EPO outlook27 Oct 2016 08:40
Excellent post from another board.
Quick sense check: The overheads were £25.8, including £2.9m of amortisation - giving a cash overhead of £22.9m. The gross margin is 70%, so to reach cash break even the revenues need to be running at £22.9m/70% = £32.7m. That is revenues up £32.7m/£22.8m or 43%. Transaction numbers grew at 91% in Q1 2016/17 to 2.3m, but revenues only grew at 34%. This seems to be a combination of falling professional income (down 33% last year) and declining revenue per transaction (down from £4.7 to £3.1 last year).
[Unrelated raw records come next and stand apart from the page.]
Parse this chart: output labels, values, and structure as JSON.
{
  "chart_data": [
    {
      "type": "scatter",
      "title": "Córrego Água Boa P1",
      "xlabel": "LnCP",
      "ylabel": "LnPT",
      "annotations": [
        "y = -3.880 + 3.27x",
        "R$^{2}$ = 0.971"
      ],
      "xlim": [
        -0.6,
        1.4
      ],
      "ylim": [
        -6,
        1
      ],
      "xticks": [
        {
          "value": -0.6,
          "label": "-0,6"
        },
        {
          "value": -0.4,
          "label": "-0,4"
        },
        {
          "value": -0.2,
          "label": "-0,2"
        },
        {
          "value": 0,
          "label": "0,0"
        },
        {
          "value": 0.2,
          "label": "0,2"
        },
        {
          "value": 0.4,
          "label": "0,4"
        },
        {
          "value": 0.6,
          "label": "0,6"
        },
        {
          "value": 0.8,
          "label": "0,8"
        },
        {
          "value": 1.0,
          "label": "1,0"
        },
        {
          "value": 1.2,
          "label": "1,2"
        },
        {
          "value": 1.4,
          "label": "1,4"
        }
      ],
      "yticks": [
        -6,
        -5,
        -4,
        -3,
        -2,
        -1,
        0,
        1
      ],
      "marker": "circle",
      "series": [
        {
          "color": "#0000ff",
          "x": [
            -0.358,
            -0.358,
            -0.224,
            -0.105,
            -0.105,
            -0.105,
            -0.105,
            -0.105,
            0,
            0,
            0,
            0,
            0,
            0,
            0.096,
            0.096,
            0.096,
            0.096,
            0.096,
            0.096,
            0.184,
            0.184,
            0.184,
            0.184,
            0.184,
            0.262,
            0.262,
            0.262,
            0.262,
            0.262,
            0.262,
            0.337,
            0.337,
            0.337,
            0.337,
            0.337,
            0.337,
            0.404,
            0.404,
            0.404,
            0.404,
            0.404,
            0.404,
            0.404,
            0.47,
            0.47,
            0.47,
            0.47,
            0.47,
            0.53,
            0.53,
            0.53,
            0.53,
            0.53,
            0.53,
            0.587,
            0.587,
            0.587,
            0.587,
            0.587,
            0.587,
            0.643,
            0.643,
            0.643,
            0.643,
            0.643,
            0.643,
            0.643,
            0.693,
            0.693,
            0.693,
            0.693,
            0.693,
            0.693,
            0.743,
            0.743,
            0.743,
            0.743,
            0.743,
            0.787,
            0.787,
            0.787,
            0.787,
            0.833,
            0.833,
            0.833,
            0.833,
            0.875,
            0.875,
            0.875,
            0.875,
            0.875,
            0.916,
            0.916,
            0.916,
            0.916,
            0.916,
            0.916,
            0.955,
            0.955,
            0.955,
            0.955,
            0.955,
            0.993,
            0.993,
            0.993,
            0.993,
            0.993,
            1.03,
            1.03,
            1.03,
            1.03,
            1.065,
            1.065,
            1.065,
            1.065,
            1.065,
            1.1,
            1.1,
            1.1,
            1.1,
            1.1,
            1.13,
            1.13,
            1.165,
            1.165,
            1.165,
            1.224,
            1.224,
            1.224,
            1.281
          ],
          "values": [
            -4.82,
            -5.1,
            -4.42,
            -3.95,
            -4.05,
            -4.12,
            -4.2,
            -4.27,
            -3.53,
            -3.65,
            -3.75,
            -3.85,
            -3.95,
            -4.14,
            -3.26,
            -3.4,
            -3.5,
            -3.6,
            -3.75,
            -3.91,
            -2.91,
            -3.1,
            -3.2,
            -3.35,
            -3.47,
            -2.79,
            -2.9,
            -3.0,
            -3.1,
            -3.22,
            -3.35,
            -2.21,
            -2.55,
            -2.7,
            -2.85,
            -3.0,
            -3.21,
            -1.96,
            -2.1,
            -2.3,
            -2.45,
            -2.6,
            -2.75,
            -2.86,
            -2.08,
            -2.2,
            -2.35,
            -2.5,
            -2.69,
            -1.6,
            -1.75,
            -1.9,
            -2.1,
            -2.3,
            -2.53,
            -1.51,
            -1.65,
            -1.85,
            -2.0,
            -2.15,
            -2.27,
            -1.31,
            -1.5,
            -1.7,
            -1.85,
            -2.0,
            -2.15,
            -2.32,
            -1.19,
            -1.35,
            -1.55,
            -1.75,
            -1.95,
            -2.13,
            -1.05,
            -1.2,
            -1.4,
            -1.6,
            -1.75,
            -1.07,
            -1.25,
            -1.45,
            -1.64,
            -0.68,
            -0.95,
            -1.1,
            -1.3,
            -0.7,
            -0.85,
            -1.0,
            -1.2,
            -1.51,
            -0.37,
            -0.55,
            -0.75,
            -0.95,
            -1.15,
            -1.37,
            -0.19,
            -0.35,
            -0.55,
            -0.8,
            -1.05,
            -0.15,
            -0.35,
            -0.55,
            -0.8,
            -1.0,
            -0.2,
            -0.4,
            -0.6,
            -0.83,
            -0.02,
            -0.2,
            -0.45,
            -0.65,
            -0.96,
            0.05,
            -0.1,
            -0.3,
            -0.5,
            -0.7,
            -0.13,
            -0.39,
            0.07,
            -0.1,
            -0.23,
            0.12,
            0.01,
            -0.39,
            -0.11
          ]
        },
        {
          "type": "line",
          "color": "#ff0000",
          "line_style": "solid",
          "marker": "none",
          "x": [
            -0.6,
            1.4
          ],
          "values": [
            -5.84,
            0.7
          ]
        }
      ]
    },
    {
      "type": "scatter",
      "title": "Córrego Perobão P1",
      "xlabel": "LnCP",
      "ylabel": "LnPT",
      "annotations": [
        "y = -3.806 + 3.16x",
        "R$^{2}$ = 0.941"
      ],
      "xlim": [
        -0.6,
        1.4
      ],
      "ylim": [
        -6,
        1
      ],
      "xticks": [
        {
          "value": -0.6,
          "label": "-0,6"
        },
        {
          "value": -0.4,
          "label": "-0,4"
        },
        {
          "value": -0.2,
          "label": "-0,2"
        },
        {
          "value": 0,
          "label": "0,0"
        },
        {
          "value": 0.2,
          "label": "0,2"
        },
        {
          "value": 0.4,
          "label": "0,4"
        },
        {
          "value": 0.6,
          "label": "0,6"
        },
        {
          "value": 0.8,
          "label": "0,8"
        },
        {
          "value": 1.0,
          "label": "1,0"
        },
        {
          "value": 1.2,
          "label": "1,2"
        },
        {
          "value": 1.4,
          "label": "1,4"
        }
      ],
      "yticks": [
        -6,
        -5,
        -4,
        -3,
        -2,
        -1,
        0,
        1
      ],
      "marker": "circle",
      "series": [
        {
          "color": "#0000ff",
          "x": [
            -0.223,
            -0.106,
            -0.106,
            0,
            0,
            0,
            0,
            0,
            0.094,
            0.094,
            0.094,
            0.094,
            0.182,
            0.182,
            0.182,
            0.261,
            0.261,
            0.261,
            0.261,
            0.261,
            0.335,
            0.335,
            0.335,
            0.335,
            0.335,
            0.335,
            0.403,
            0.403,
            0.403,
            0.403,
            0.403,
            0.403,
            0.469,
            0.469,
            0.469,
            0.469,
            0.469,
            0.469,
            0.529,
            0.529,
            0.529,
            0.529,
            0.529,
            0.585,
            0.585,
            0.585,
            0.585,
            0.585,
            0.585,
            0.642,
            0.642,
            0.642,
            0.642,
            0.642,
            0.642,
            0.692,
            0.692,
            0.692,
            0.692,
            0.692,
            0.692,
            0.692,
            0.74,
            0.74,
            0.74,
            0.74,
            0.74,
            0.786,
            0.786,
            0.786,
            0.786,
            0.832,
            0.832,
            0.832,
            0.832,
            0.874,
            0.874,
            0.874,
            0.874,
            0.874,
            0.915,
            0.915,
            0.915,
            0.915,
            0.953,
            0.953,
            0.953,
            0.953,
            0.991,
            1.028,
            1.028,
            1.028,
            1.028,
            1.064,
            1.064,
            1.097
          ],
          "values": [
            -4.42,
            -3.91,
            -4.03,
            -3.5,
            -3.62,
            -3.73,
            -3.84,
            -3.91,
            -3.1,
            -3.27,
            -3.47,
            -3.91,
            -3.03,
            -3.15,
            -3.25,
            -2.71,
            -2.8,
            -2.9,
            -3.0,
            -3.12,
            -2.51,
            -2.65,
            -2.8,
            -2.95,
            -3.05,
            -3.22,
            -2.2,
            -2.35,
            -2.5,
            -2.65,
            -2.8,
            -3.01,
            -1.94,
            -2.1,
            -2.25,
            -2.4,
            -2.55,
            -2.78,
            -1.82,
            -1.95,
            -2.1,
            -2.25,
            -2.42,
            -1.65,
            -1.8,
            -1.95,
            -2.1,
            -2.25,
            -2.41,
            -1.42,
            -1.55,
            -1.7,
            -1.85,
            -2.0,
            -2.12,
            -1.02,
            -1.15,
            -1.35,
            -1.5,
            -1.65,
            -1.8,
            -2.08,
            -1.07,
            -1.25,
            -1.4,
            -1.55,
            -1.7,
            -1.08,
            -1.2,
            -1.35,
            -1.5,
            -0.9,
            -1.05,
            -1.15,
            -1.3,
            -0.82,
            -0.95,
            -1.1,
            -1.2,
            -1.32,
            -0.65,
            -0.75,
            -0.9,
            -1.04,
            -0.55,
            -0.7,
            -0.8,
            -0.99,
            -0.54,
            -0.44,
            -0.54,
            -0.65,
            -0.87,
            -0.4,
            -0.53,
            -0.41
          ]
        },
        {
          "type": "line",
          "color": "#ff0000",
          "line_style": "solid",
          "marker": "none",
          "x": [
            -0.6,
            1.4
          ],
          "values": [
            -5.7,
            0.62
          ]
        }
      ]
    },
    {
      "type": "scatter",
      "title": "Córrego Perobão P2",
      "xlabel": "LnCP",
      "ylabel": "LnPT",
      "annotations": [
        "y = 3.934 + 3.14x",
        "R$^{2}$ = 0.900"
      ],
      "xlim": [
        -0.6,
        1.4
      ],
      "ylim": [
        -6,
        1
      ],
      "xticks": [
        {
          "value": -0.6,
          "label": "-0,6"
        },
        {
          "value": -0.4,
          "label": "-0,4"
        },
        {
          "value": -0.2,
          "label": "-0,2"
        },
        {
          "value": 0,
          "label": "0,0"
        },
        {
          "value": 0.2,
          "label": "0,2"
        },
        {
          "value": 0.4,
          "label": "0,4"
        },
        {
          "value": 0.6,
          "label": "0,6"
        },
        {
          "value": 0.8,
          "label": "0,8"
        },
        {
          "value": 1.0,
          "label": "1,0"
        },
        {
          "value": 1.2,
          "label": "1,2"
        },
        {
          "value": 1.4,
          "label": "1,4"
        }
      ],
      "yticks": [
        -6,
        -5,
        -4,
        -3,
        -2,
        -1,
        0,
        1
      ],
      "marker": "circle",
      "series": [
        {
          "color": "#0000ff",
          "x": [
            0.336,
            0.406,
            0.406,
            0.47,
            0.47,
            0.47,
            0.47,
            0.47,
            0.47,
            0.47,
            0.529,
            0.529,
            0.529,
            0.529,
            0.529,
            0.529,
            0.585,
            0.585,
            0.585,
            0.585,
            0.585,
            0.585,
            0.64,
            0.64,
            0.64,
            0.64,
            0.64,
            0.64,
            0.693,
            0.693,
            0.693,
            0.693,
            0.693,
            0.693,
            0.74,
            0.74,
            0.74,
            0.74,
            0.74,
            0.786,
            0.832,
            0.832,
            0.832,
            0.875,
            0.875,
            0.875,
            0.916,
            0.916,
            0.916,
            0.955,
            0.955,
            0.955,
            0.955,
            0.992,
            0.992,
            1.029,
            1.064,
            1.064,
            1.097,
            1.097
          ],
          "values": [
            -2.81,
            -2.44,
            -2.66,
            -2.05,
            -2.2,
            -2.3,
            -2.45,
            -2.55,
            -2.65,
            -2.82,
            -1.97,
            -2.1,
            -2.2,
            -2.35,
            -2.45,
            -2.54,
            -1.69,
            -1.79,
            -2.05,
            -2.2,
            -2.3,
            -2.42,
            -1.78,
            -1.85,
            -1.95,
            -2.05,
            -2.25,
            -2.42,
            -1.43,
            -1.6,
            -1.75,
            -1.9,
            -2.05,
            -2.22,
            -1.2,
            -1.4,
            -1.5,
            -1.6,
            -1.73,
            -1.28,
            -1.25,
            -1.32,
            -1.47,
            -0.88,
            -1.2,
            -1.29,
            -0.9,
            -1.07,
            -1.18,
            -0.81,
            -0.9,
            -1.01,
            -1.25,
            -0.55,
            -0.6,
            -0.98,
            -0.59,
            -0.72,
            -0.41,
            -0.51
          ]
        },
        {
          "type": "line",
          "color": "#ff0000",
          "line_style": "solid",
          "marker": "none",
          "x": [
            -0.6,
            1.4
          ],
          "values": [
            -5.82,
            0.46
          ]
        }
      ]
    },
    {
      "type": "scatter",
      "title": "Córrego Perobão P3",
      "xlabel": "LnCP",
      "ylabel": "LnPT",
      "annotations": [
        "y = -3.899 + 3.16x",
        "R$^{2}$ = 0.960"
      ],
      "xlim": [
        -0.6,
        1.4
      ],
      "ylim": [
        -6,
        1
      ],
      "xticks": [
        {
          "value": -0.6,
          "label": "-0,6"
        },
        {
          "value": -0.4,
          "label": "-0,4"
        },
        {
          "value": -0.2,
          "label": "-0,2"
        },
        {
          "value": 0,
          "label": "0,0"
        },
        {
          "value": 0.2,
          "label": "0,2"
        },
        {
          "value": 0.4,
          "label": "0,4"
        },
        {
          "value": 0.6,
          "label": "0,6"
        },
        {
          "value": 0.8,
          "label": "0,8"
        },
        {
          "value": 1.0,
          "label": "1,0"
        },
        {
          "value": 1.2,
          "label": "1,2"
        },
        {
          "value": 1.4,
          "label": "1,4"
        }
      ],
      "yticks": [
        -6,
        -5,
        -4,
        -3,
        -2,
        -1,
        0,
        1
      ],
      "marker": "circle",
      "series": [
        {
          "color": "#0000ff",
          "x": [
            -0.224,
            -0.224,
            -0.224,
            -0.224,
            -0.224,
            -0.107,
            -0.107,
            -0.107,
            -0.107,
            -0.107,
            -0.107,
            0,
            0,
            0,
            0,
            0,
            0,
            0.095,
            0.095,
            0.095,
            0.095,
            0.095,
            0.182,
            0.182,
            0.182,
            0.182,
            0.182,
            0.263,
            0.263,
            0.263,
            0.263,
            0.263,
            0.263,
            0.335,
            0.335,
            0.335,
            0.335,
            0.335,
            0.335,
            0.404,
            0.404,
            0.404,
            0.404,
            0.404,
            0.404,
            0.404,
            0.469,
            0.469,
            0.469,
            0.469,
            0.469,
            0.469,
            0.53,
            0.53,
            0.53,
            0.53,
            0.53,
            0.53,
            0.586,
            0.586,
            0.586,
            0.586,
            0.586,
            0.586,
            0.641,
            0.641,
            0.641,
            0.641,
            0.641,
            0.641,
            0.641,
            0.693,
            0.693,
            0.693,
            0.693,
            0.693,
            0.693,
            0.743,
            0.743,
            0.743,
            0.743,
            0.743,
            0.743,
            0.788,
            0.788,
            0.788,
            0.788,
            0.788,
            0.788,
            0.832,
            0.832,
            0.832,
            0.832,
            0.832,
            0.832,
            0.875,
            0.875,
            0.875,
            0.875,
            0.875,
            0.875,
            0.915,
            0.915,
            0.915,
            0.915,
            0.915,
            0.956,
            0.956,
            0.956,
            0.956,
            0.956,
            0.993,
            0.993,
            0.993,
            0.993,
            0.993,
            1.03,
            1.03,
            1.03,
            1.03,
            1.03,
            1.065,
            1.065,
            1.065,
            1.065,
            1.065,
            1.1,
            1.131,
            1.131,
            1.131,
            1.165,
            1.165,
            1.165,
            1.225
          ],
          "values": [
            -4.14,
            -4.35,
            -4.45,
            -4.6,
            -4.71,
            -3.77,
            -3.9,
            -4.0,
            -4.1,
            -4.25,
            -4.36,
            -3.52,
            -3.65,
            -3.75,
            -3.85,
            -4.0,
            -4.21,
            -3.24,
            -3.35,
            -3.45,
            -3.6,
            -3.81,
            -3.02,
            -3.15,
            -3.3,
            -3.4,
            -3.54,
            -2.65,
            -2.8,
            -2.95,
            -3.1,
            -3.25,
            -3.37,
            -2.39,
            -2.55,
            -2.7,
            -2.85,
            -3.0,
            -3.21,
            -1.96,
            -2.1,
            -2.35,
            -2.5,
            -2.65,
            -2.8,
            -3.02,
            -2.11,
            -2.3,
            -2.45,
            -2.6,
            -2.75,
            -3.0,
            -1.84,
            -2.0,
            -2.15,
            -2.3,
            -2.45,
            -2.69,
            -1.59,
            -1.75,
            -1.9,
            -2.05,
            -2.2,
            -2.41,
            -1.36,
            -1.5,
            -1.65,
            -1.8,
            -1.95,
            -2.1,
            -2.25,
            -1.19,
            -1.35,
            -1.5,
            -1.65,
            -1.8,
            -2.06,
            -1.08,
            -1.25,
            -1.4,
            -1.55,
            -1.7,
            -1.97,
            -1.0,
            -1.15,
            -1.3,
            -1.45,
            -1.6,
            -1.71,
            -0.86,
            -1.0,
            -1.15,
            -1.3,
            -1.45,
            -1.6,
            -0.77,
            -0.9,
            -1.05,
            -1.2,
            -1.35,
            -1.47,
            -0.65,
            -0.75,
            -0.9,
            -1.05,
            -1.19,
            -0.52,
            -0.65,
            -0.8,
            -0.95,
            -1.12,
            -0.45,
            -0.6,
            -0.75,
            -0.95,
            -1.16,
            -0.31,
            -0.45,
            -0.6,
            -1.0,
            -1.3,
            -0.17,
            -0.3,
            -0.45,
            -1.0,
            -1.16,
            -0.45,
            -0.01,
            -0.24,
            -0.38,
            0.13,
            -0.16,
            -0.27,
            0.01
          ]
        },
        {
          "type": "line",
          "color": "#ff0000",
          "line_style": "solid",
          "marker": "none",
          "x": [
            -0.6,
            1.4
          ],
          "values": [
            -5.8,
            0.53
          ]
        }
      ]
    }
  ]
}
If revenue per transaction is to be £2-£3 long term, as per their capital markets day presentation, then transactions need to grow to 10.9m - 16.3m for company to reach cash break even. A growth of 91% for full year would be 12.5m transactions, in bottom half of this range. 91% is equivalent to 17.5% per quarter - which would take Q2 to 2.7m, Q3 to 3.2m and Q4 to 3.7m transactions. Q4 annualised would be 14.8m transactions which would be breakeven if revenue per transaction was £2.2. All in all their forecast of cash break even by Q4 looks credible. If revenues for year grew at 34% to £30.5m - then gross margin at 70% should be at £21.4m, meaning the cash operating loss in 2016/7 would be (£22.9m-£;21.4m = £1.5m). This should mean that their £14m cash reserve should easily get them through to cash break even and profitability, even with further capex. All in all Earthport should look very strong by this time next year and the issue will turn back to what is the right price for a fast growing global payments business with recurring revenues and 70% gross margins?